Digital Hidden Champions

Industry 4.0 is generating new Hidden Champions, largely unknown global market leaders.

dpa/Thomas Padilla - Robotics

The global players from Germany, such as Siemens or Bosch, are famous worldwide. But the mid-sized sector has also generated numerous global leaders. New ones have emerged because of digital networking in industrial production, Industrie 4.0. Three examples.

Software by Teamviewer

In earlier times, a specialist had to be brought in whenever there was a computer problem. Nowadays, it is possible to access another PC, a notebook, tablet or smartphone thanks to software by Teamviewer. The unusual thing is that the company is located in Göppingen rather than places like Silicon Valley. But meanwhile, the company in the city near the Swabian Alp has caught the attention of people in California. Industry 4.0 applications, such as external access to machines or smartglasses, promise a great future for the company that is already a leader in this area.   

www.teamviewer.com

3D printer by EOS

The EOS website offers many examples of what can be produced by 3D printers: huge turbines for aircraft, miniature components for computers, dental bridges for people. And the list is growing with new products such as jewellery and heels for shoes. The product cycles are becoming shorter, wishes are becoming fancier, so that the application possibilities of 3D printing are now increasingly diverse. The producer of the 3D printers, EOS  which stands for Electro-Optical Systems and is located in Krailling near Munich, is benefitting from these developments and is now the world leader in technology and quality for high-end solutions in additive manufacturing, to use the technical term.

www.eos.info

Robotic hands by Schunk  

Hardly any single car is produced today without the help of robots. They weld, assemble and paint the vehicles at speed and with great precision.

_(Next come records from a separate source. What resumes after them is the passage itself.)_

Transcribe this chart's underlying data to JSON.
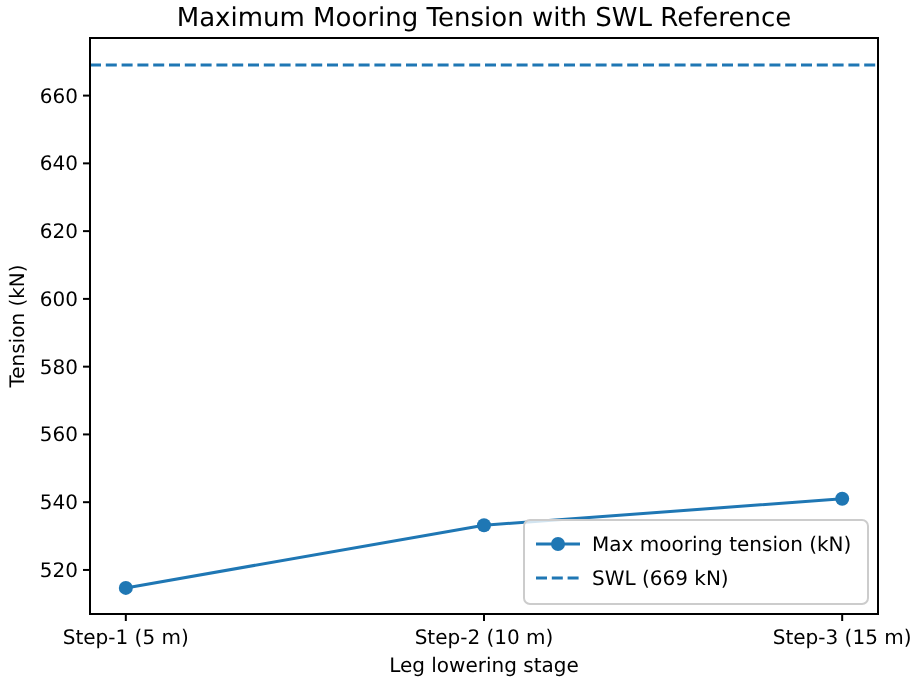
{
  "chart_data": {
    "type": "line",
    "title": "Maximum Mooring Tension with SWL Reference",
    "xlabel": "Leg lowering stage",
    "ylabel": "Tension (kN)",
    "categories": [
      "Step-1 (5 m)",
      "Step-2 (10 m)",
      "Step-3 (15 m)"
    ],
    "series": [
      {
        "name": "Max mooring tension (kN)",
        "color": "#1f77b4",
        "values": [
          514.7,
          533.2,
          541.0
        ]
      }
    ],
    "ref_lines": [
      {
        "axis": "y",
        "value": 669,
        "label": "SWL (669 kN)",
        "color": "#1f77b4",
        "line_style": "dashed"
      }
    ],
    "ylim": [
      507,
      677
    ],
    "yticks": [
      520,
      540,
      560,
      580,
      600,
      620,
      640,
      660
    ],
    "marker": "circle",
    "line_style": "solid",
    "legend": "bottom right",
    "grid": false
  }
}
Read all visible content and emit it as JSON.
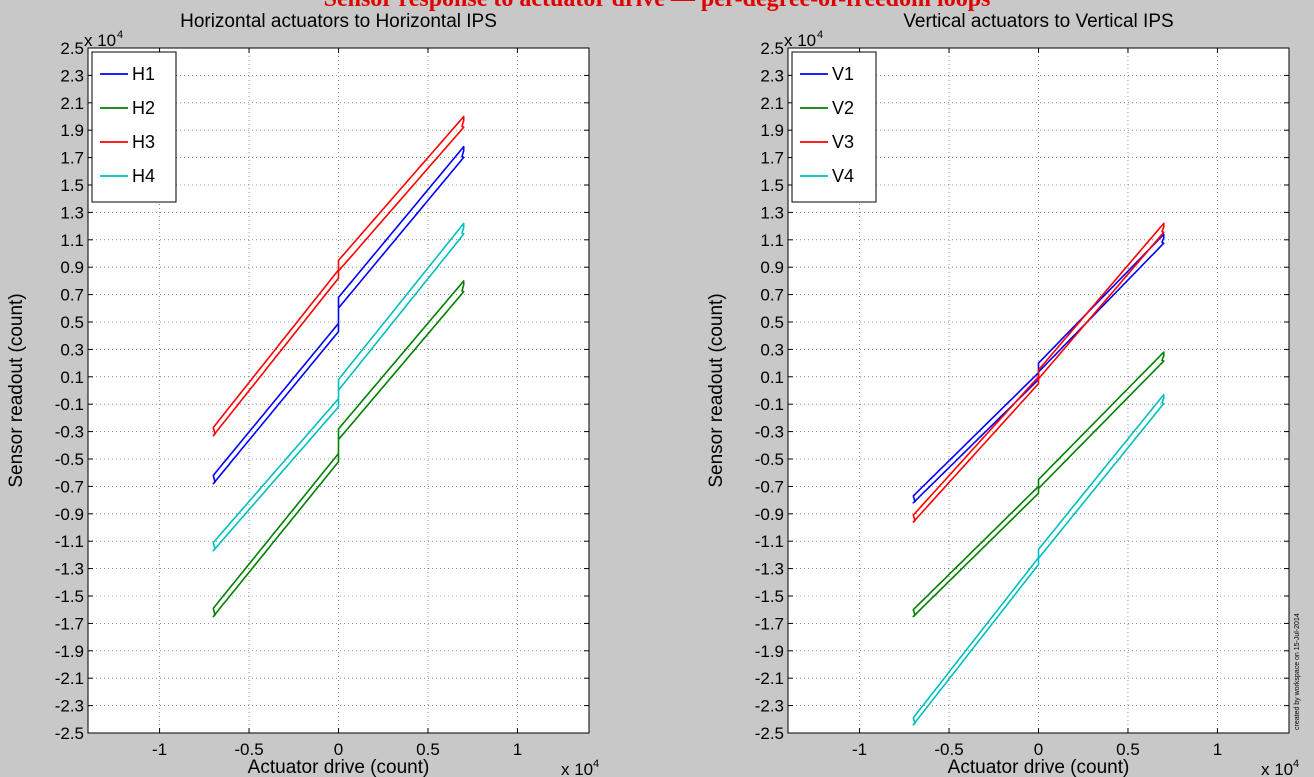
{
  "banner": {
    "text": "Sensor response to actuator drive — per-degree-of-freedom loops"
  },
  "footnote": {
    "text": "created by workspace on 15-Jul-2014"
  },
  "chart_data": [
    {
      "type": "line",
      "title": "Horizontal actuators to Horizontal IPS",
      "xlabel": "Actuator drive (count)",
      "ylabel": "Sensor readout (count)",
      "x_exponent_label": "x 10",
      "x_exponent": "4",
      "y_exponent_label": "x 10",
      "y_exponent": "4",
      "xlim": [
        -1.4,
        1.4
      ],
      "ylim": [
        -2.5,
        2.5
      ],
      "xticks": [
        "-1",
        "-0.5",
        "0",
        "0.5",
        "1"
      ],
      "xtick_values": [
        -1,
        -0.5,
        0,
        0.5,
        1
      ],
      "yticks": [
        "2.5",
        "2.3",
        "2.1",
        "1.9",
        "1.7",
        "1.5",
        "1.3",
        "1.1",
        "0.9",
        "0.7",
        "0.5",
        "0.3",
        "0.1",
        "-0.1",
        "-0.3",
        "-0.5",
        "-0.7",
        "-0.9",
        "-1.1",
        "-1.3",
        "-1.5",
        "-1.7",
        "-1.9",
        "-2.1",
        "-2.3",
        "-2.5"
      ],
      "grid": true,
      "legend_position": "top-left",
      "series": [
        {
          "name": "H1",
          "color": "#0000ff",
          "x_range": [
            -0.7,
            0.7
          ],
          "y_at_min": -0.68,
          "y_at_max": 1.78,
          "y_at_zero_up": 0.68,
          "y_at_zero_down": 0.43,
          "loop_width": 0.06
        },
        {
          "name": "H2",
          "color": "#008000",
          "x_range": [
            -0.7,
            0.7
          ],
          "y_at_min": -1.65,
          "y_at_max": 0.8,
          "y_at_zero_up": -0.28,
          "y_at_zero_down": -0.52,
          "loop_width": 0.06
        },
        {
          "name": "H3",
          "color": "#ff0000",
          "x_range": [
            -0.7,
            0.7
          ],
          "y_at_min": -0.33,
          "y_at_max": 2.0,
          "y_at_zero_up": 0.95,
          "y_at_zero_down": 0.82,
          "loop_width": 0.06
        },
        {
          "name": "H4",
          "color": "#00bfbf",
          "x_range": [
            -0.7,
            0.7
          ],
          "y_at_min": -1.17,
          "y_at_max": 1.22,
          "y_at_zero_up": 0.08,
          "y_at_zero_down": -0.12,
          "loop_width": 0.06
        }
      ]
    },
    {
      "type": "line",
      "title": "Vertical actuators to Vertical IPS",
      "xlabel": "Actuator drive (count)",
      "ylabel": "Sensor readout (count)",
      "x_exponent_label": "x 10",
      "x_exponent": "4",
      "y_exponent_label": "x 10",
      "y_exponent": "4",
      "xlim": [
        -1.4,
        1.4
      ],
      "ylim": [
        -2.5,
        2.5
      ],
      "xticks": [
        "-1",
        "-0.5",
        "0",
        "0.5",
        "1"
      ],
      "xtick_values": [
        -1,
        -0.5,
        0,
        0.5,
        1
      ],
      "yticks": [
        "2.5",
        "2.3",
        "2.1",
        "1.9",
        "1.7",
        "1.5",
        "1.3",
        "1.1",
        "0.9",
        "0.7",
        "0.5",
        "0.3",
        "0.1",
        "-0.1",
        "-0.3",
        "-0.5",
        "-0.7",
        "-0.9",
        "-1.1",
        "-1.3",
        "-1.5",
        "-1.7",
        "-1.9",
        "-2.1",
        "-2.3",
        "-2.5"
      ],
      "grid": true,
      "legend_position": "top-left",
      "series": [
        {
          "name": "V1",
          "color": "#0000ff",
          "x_range": [
            -0.7,
            0.7
          ],
          "y_at_min": -0.82,
          "y_at_max": 1.14,
          "y_at_zero_up": 0.2,
          "y_at_zero_down": 0.08,
          "loop_width": 0.05
        },
        {
          "name": "V2",
          "color": "#008000",
          "x_range": [
            -0.7,
            0.7
          ],
          "y_at_min": -1.65,
          "y_at_max": 0.28,
          "y_at_zero_up": -0.65,
          "y_at_zero_down": -0.75,
          "loop_width": 0.05
        },
        {
          "name": "V3",
          "color": "#ff0000",
          "x_range": [
            -0.7,
            0.7
          ],
          "y_at_min": -0.96,
          "y_at_max": 1.22,
          "y_at_zero_up": 0.15,
          "y_at_zero_down": 0.05,
          "loop_width": 0.05
        },
        {
          "name": "V4",
          "color": "#00bfbf",
          "x_range": [
            -0.7,
            0.7
          ],
          "y_at_min": -2.44,
          "y_at_max": -0.03,
          "y_at_zero_up": -1.16,
          "y_at_zero_down": -1.27,
          "loop_width": 0.05
        }
      ]
    }
  ]
}
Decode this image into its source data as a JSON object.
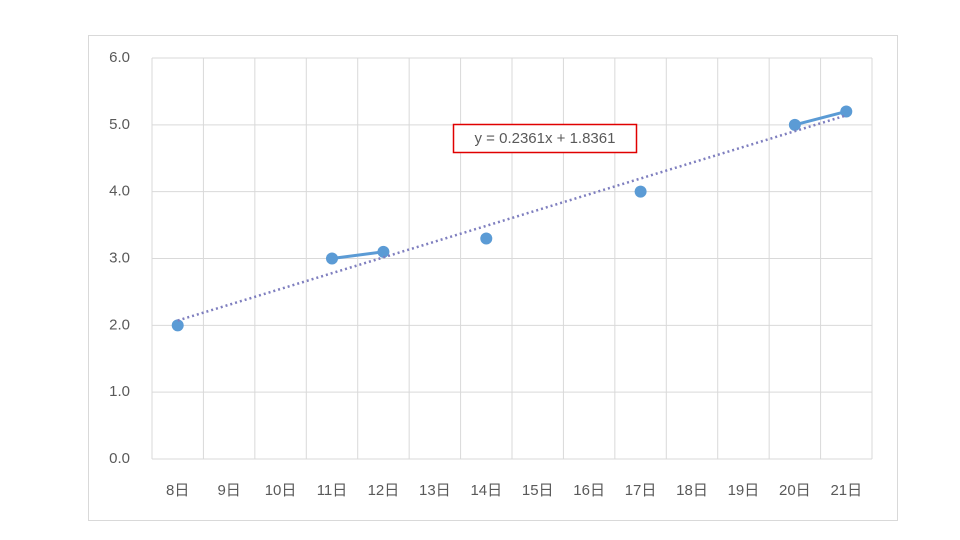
{
  "chart_data": {
    "type": "line",
    "categories": [
      "8日",
      "9日",
      "10日",
      "11日",
      "12日",
      "13日",
      "14日",
      "15日",
      "16日",
      "17日",
      "18日",
      "19日",
      "20日",
      "21日"
    ],
    "series": [
      {
        "color": "#5b9bd5",
        "values": [
          2.0,
          null,
          null,
          3.0,
          3.1,
          null,
          3.3,
          null,
          null,
          4.0,
          null,
          null,
          5.0,
          5.2
        ]
      }
    ],
    "ylim": [
      0,
      6
    ],
    "yticks": [
      {
        "value": 0,
        "label": "0.0"
      },
      {
        "value": 1,
        "label": "1.0"
      },
      {
        "value": 2,
        "label": "2.0"
      },
      {
        "value": 3,
        "label": "3.0"
      },
      {
        "value": 4,
        "label": "4.0"
      },
      {
        "value": 5,
        "label": "5.0"
      },
      {
        "value": 6,
        "label": "6.0"
      }
    ],
    "grid": true,
    "trendline": {
      "equation": "y = 0.2361x + 1.8361",
      "slope": 0.2361,
      "intercept": 1.8361,
      "color": "#7f7fbf"
    }
  }
}
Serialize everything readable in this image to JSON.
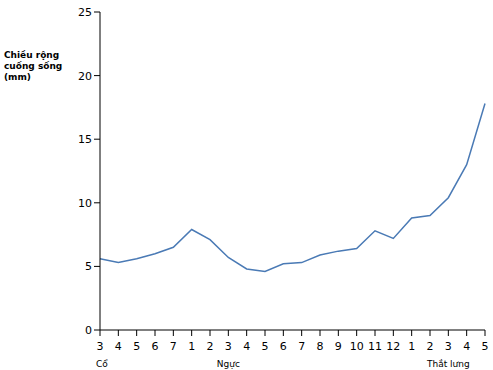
{
  "chart_data": {
    "type": "line",
    "y_label": "Chiều rộng cuống sống (mm)",
    "categories": [
      "3",
      "4",
      "5",
      "6",
      "7",
      "1",
      "2",
      "3",
      "4",
      "5",
      "6",
      "7",
      "8",
      "9",
      "10",
      "11",
      "12",
      "1",
      "2",
      "3",
      "4",
      "5"
    ],
    "values": [
      5.6,
      5.3,
      5.6,
      6.0,
      6.5,
      7.9,
      7.1,
      5.7,
      4.8,
      4.6,
      5.2,
      5.3,
      5.9,
      6.2,
      6.4,
      7.8,
      7.2,
      8.8,
      9.0,
      10.4,
      13.0,
      17.8
    ],
    "x_group_labels": [
      {
        "label": "Cổ",
        "index": 0
      },
      {
        "label": "Ngực",
        "index": 7
      },
      {
        "label": "Thắt lưng",
        "index": 19
      }
    ],
    "color": "#4a7ab5",
    "ylim": [
      0,
      25
    ],
    "yticks": [
      0,
      5,
      10,
      15,
      20,
      25
    ],
    "grid": false
  }
}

The grippers, or robotic hands, made by Schunk from Lauffen am Neckar are major contributors in this area. They have more than 2,500 models in their programme. In 2016 the company presented a new Co-act Gripper designed to ensure safe collaboration between humans and robots. The company, which was founded in 1945 as a mechanical workshop, has since become a competence leader for gripping systems and a leader in robotic components. Customers include all of the leading auto brands.